L’equilibrio e il rapporto tra fiati, l’ambiguità strutturale studio/live nell’approccio alle tracce, la libertà di aderire o tradire uno stile come gioco e paradosso linguistico. E ancora, la chiave hard bop, con temi e soli di lungo respiro, vista con la interessante distanza critica del suonare e registrare senza prove.
C’è una domanda importante nascosta nel disco. Ovunque scorre come traccia carsica ma percepibile: è possibile oggi, nella musica di matrice african american, concedersi ad un ideale di elevazione spirituale senza tradire o perdere il treno di una tradizione liberatoria e orgiastica? C’è ancora un pezzo di cultura popolare in questa coltissima fioritura di bienni jazz?
A tal proposito, l’Hard Bop, quello che si consuma inveterato nei jazz club e nei locali, si rivela qui come un’opportunità di chiarezza ideologica. La dimensione del piccolo live, infatti, è sempre stata congeniale a Gianfranco Menzella, come possibilità di rivolgersi, di mostrarsi con lo strumento direttamente al pubblico, di essere egli stesso mediatore tra alto e basso, tra spirito e senso. Quasi che la musica fosse una specie di bagno di intenzioni incontrollabili nel quale immergere un fraseggio invece a lungo meditato, filtrato e spogliato di ogni seduzione. In questo lavoro di studio, insieme agli ottimi compagni di viaggio, Menzella evoca la natura del locale ad una dimensione e un desiderio astratti. Un aspetto monacale che prende il sopravvento e in qualche modo sposta l’asse comunicativo tutto all’interno delle esperienze dell’interplay.

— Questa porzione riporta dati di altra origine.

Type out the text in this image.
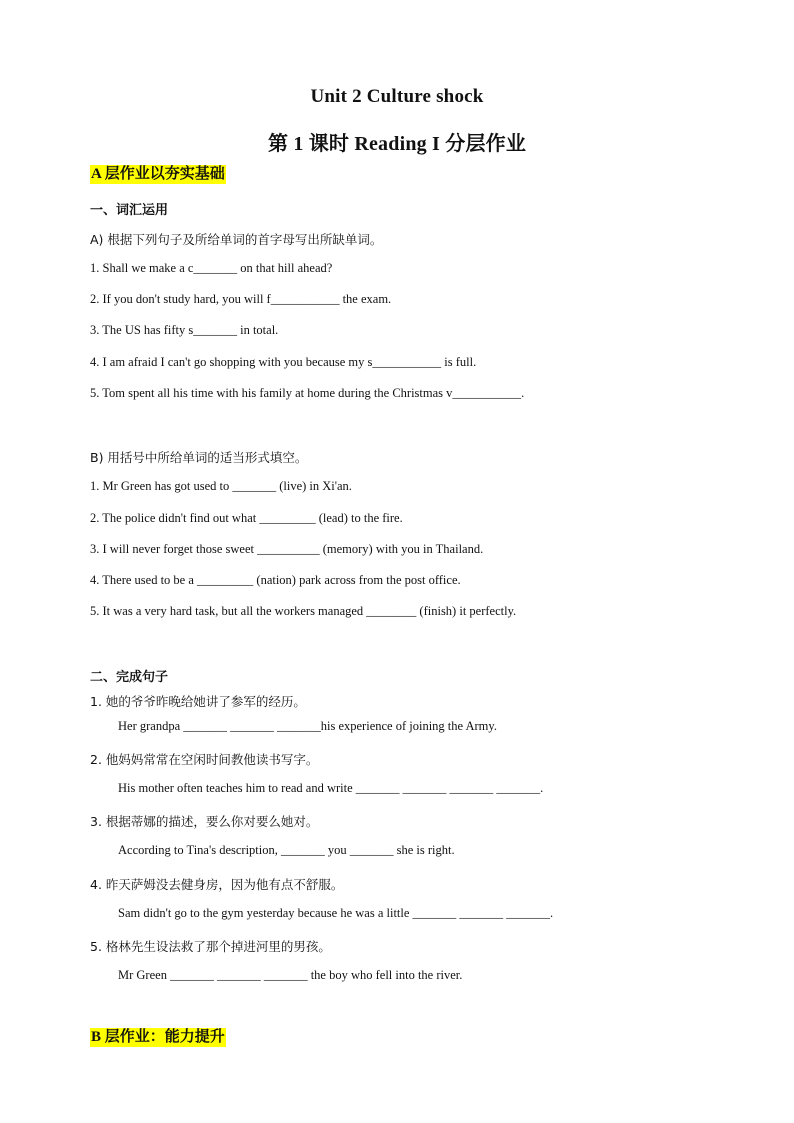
Unit 2 Culture shock
第 1 课时 Reading I 分层作业
A 层作业以夯实基础
一、词汇运用
A) 根据下列句子及所给单词的首字母写出所缺单词。
1. Shall we make a c_______ on that hill ahead?
2. If you don't study hard, you will f___________ the exam.
3. The US has fifty s_______ in total.
4. I am afraid I can't go shopping with you because my s___________ is full.
5. Tom spent all his time with his family at home during the Christmas v___________.
B) 用括号中所给单词的适当形式填空。
1. Mr Green has got used to _______ (live) in Xi'an.
2. The police didn't find out what _________ (lead) to the fire.
3. I will never forget those sweet __________ (memory) with you in Thailand.
4. There used to be a _________ (nation) park across from the post office.
5. It was a very hard task, but all the workers managed ________ (finish) it perfectly.
二、完成句子
1. 她的爷爷昨晚给她讲了参军的经历。
Her grandpa _______ _______ _______his experience of joining the Army.
2. 他妈妈常常在空闲时间教他读书写字。
His mother often teaches him to read and write _______ _______ _______ _______.
3. 根据蒂娜的描述，要么你对要么她对。
According to Tina's description, _______ you _______ she is right.
4. 昨天萨姆没去健身房，因为他有点不舒服。
Sam didn't go to the gym yesterday because he was a little _______ _______ _______.
5. 格林先生设法救了那个掉进河里的男孩。
Mr Green _______ _______ _______ the boy who fell into the river.
B 层作业：能力提升
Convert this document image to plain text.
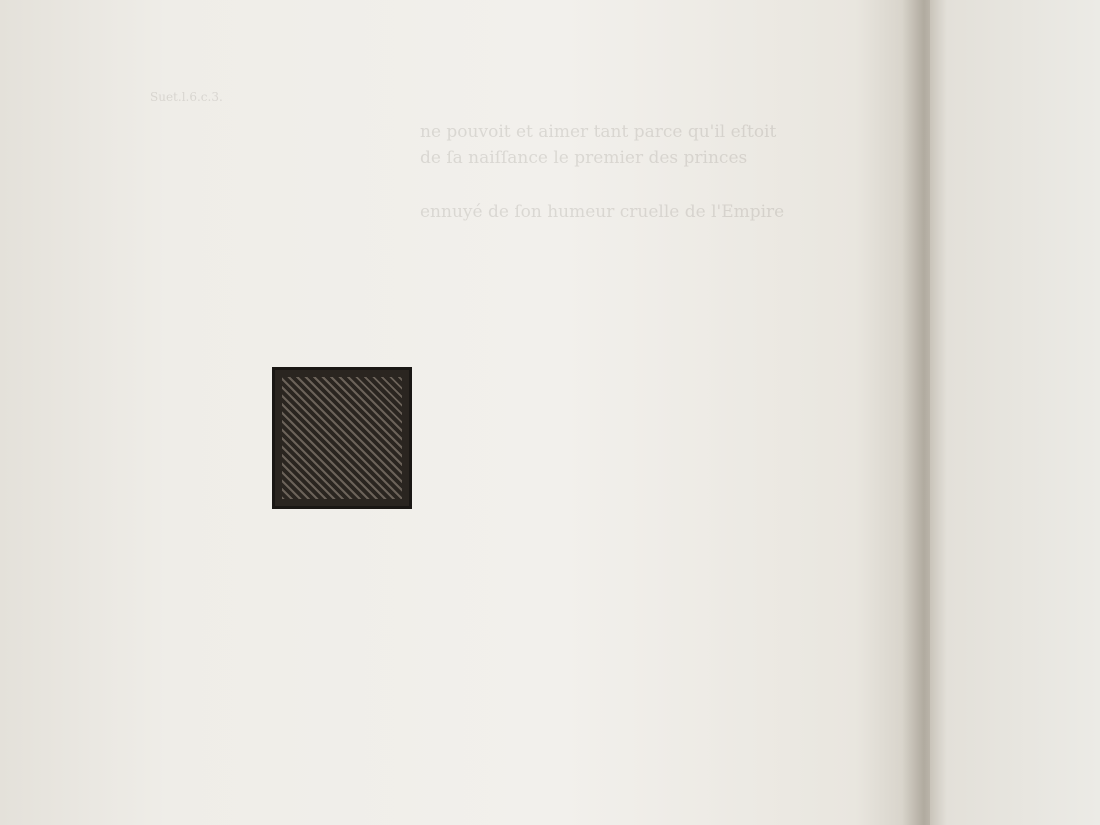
ne pouvoit et aimer tant parce qu'il eſtoit
de ſa naiſſance le premier des princes
ennuyé de ſon humeur cruelle de l'Empire
Suet.l.6.c.3.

Il rapporto con J. Magnarelli (tromba), Bruno Montrone (piano), Adam Pache (batteria), Luca Fattorini (contrabbasso) è in tal senso un interessante scambio di battute tra famiglie strumentali. Come se l’hard bop stesso, evocato continuamente, fosse una sorta di volontà manierista di far girare in modo nuovo idee in qualche modo già digerite, già pronte per essere codificate. Uno studio sull’ossessione e la ripetitività delle formule come florilegio dell’invenzione. Ostinati, frammenti di progressioni di ogni tipo, persino esercizi che nel loro ricrearsi, deframmentarsi e poi ricostruirsi in noccioli quasi bachiani non hanno paura di mettersi in evidenza come traccia a ritroso verso le storie personali. Tutto ciò non può non evocare la grande tradizione inaugurata da “The Blues and the Abstract Truth” di Oliver Nelson.
Double face è un lavoro vivo, interessante ed onesto. Talvolta malinconico, talvolta infuocato.
Il latin di Bolivia, di Cedar Walton, con il pedale iniziale che è uno slancio simbolico di tutto il disco.
Il groove e la danza come prassi spirituale in Killer Joe di Benny Golson. L’omaggio al Clint Eastwood dell’Ispettore Callaghan in The Princess. La fusione di Henry Mancini e Sonny Rollins in The Mouse.
Segue poi Peace di Horace Silver, come perla che non può essere mai spiegata. Infine, l’impasto sonoro dei due fiati in Serenity di Joe Henderson, che chiude il disco.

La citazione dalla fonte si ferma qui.